Using the byte size of the image for comparison would be suitable for many applications. Another way would be to:
Strip out the metadata.
Calculate the MD5 (or other suitable hashing algorithm) for the
image.
Compare that to the MD5 (or whatever) of the potential dupe
image (provided you've stripped out
the metadata for that one too)
You could use an algorithm like SIFT (Scale Invariant Feature Transform) to determine key points in the pictures and match these.
See http://en.wikipedia.org/wiki/Scale-invariant_feature_transform
It is used e.g. when stitching images in a panorama to detect matching points in different images.
You want to perform an image hash. Since you didn't specify a particular language I'm guessing you don't have a preference. At the very least there's a Matlab toolbox (beta) that can do it: http://users.ece.utexas.edu/~bevans/projects/hashing/toolbox/index.html. Most of the google results on this are research results rather than actual libraries or tools.
The problem with MD5ing it is that MD5 is very sensitive to small changes in the input, and it sounds like you want to do something a bit "smarter."

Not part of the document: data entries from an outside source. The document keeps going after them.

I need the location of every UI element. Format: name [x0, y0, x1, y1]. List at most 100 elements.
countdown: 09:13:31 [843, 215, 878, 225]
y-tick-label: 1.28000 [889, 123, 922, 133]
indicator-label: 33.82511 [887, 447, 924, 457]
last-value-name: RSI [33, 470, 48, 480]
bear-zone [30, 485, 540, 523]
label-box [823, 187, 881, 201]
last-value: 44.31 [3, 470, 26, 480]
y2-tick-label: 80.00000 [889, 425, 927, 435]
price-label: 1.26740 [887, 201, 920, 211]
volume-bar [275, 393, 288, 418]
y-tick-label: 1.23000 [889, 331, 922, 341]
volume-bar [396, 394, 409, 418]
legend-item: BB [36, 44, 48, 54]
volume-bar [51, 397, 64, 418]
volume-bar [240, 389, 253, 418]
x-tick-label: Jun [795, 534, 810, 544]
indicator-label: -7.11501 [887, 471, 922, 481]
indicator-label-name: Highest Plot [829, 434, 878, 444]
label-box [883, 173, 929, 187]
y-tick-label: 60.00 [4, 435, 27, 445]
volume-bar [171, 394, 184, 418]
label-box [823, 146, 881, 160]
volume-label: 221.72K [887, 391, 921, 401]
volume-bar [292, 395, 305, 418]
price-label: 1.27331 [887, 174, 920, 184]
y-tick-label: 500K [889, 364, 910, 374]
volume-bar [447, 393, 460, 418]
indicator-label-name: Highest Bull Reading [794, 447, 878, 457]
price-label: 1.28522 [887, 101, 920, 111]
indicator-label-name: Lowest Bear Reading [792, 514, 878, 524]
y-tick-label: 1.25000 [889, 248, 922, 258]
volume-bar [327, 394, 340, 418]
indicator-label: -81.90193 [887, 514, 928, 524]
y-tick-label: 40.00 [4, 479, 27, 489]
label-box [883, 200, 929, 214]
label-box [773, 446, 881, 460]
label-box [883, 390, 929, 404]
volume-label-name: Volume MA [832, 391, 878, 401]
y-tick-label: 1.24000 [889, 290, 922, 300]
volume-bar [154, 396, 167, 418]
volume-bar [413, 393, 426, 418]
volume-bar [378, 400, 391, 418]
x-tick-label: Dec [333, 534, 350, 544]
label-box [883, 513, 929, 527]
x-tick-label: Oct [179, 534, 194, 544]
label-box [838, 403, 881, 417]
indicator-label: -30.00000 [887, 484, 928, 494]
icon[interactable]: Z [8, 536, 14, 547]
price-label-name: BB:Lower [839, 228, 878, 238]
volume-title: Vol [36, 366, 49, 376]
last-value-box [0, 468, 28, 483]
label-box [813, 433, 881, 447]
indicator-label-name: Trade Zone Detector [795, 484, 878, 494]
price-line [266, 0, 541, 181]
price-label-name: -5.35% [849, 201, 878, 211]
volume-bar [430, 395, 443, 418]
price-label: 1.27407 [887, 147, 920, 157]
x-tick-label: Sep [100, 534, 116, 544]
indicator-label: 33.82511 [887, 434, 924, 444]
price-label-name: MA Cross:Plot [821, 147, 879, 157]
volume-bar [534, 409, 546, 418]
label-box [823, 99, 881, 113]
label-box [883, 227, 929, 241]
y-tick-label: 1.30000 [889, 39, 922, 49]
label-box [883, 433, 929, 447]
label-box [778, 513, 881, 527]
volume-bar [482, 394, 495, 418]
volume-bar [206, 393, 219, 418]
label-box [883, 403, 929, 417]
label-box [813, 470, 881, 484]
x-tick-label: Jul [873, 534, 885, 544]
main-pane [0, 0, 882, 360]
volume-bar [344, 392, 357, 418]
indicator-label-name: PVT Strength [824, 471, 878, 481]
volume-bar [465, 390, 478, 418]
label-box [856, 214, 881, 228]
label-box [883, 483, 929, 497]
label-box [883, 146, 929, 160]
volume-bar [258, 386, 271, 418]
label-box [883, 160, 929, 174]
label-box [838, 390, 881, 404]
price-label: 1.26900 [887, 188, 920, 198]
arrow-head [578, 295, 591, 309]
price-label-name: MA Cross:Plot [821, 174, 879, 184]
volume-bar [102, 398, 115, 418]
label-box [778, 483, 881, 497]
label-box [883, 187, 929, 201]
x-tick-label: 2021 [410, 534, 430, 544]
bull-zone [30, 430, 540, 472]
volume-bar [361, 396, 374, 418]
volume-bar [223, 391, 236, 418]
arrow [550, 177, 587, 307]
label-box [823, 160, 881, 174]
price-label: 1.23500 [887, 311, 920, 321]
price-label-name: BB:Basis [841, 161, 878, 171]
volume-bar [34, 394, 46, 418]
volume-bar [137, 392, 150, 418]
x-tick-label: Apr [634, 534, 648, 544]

Pretty interesting question. Fastest and easiest would be to calculate crc32 of content byte array but that would work only on 100% identical images. For more intelligent compare you would probably need some kind of fuzy logic analyzis...
I've implemented at least a trivial version of this. I transform and resize all images to a very small (fixed size) black and white thumbnail. I then compare those. It detects exact, resized, and duplicates transformed to black and white. It gets a lot of duplicates without a lot of cost.
The easiest thing to do is to do a hash (like MD5) of the image data, ignoring all other metadata. You can find many open source libraries that can decode common image formats so it's quite easy to strip metadata.
But that doesn't work when image itself is manipulated in anyway, including scaling, rotating.
To do exactly what you want, you have to use Image Watermarking but it's patented and can be expensive.
This is just an idea: Possibly low frequency components present in the DCT of the jpeg could be used as a size invariant identifier.